Jamil Al Maliki, blessé lors des derniers affrontements en Libye, déclare: «Je suis entré en Tunisie en état critique suite à mes blessures. A l’aéroport, un flic m’a interrogé sur mes blessures et sur mon affiliation politique. Lorsque j’ai dit que je suis de Fejr Libya (l’Aube de la Libye), il m’a humilié et m’a qualifié de terroriste. Je n’ai pas pu me retenir et lorsque j’ai réagi, j’ai été arrêté pendant 9 jours».
Selon le Secrétaire général du Syndicat tunisien des Médecins du Secteur privé, Dr Fawzi Ben Qurra, «On ne soigne pas les blessés libyens différemment selon leurs affiliations politiques». Il précise: «En 2011, le traitement des blessés était spontané, voire solidaire à la révolution et ses victimes. Cette donne a changé en 2014 et la plupart des blessés choisissent de se soigner dans des cliniques privées». Bien que «d’une manière générale, les libyens tardent à payer les frais de leurs soins» selon Ben Qurra.

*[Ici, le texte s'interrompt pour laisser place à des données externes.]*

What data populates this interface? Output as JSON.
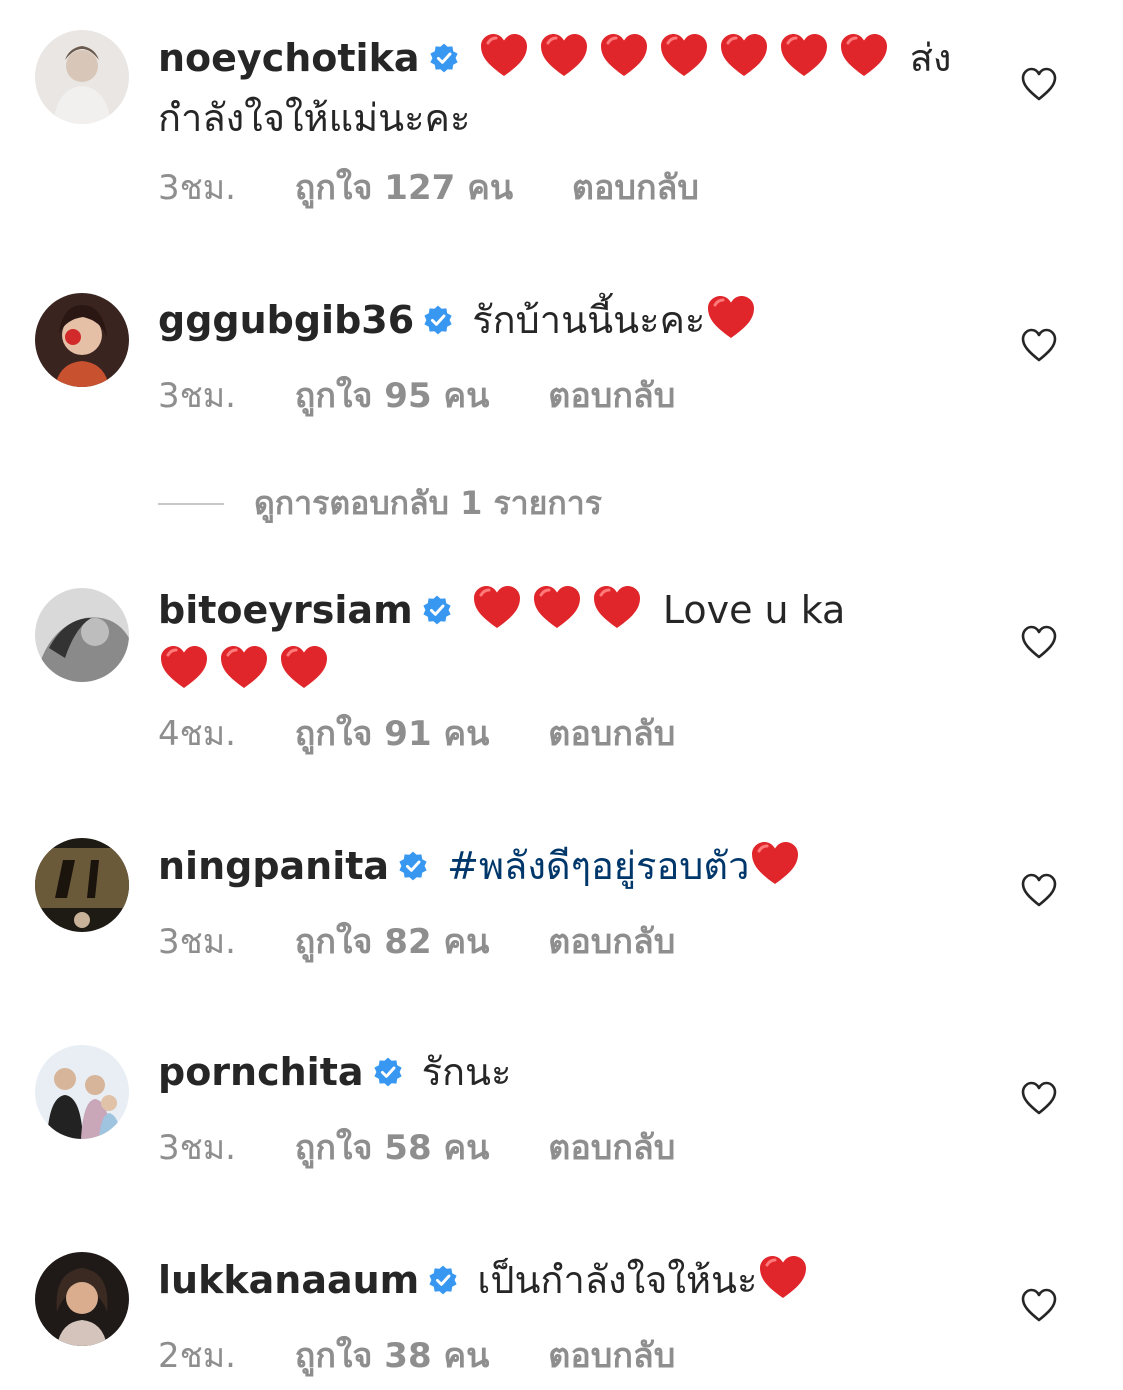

Dr Ben Qurra nie que les médecins traitent de manières différentes les blessés libyens selon leurs appartenances politiques. «Les médecins tunisiens ne sont pas de parti pris» a-t-il dit «car, la plupart d’entre eux ne savent pas ce qui se passe exactement en Libye». Ben Qurra reconnaît qu’ «il se peut qu’il y ait tout de même des ségrégations, mais ça serait des cas très rares».
Il appelle la Libye, enfin, «à se coordonner avec les responsables directs du secteurs privés en Tunisie ainsi que le Syndicat tunisien des Médecins du Secteur privé».
Le journaliste libyen Adel Aziz Issa pense que «l’alignement des autorités tunisiennes est très clair, même sur le plan humanitaire». Selon lui «les autorités tunisiennes font passer un interrogatoire à certains blessés, mais elles accueillent, installent et soignent sans questions d’autres, notamment les blessés de l’opération Al Karama (la dignité)».
L’appartenance politique des blessés de guerre en 2011 et 2014 expliquerait qu’ils soient traités d’une manière différente ? Mais, cela est-il affecte-t-elle l’éthique du métier de la médecine ?
Dr. Fawzi Charafi raconte que «lors de la guerre de libération de la Libye, les médecins tunisiens ont reçu à des bras ouverts les blessés de la guerre. Nous en avons acheminé certains à Tunis. Moi personnellement», précise-t-il, «je suis parti jusqu’à Benghazi pour évacuer des blessés vers Tunis où ils ont eu droit aux soins requis. Notre soutien à la révolution libyenne et ses blessés était tel que nous n’avons rien demandé contre les soins de beaucoup de blessés».
Dr Charaf reconnaît que «certaines cliniques privées, par souci de sécurité, interrogent les blessés sur leurs appartenances». Il rapporte un incident qui se serait déroulé dans la clinique Tawfigh, entre deux blessés de guerre libyens: l’un est aux côtés de «Fajr Libya (l’Aube de la Libye)», l’autre de «Al Karama (la Dignité)». Ce heurt aurait pu être évité, selon lui, si les deux blessés étaient éloignés l’un de l’autre. D’où «le devoir de se renseigner sur les appartenances des blessés, ne serait-ce que pour empêcher ce genre d’agressions à l’intérieur des hôpitaux tunisiens».
Dr Charaf ne nie pas que «certains cliniques ou hôpitaux interrogent les blessés, par soutien d’un tel ou tel groupe libyen. Ce qui ne va pas avec le professionnalisme et le respect de la déontologie». En principe, poursuit-il, «le patient est patient quel que soit son affiliation: c’est ce qu’exige la déontologie. Et si nous portons assistance aux blessés de guerre, cela ne veut pas dire que nous appartenons à leurs groupes» a-t-il déclaré.
Dr Charaf a évoqué une question qui arriverait aux lèvres de beaucoup de tunisiens: «pourquoi apportez-vous assistance à des blessés de guerre terroristes ?». Selon lui, le peuple tunisien a le droit d’être rassuré par rapport à ce genre de questionnements. «Ne serait-ce que pour épargner la Tunisie de tomber dans la même dérive».
L’absence d’hôpitaux libyens opérationnel et leurs manquements potentiels constituent la première cause des souffrances des blessés libyens.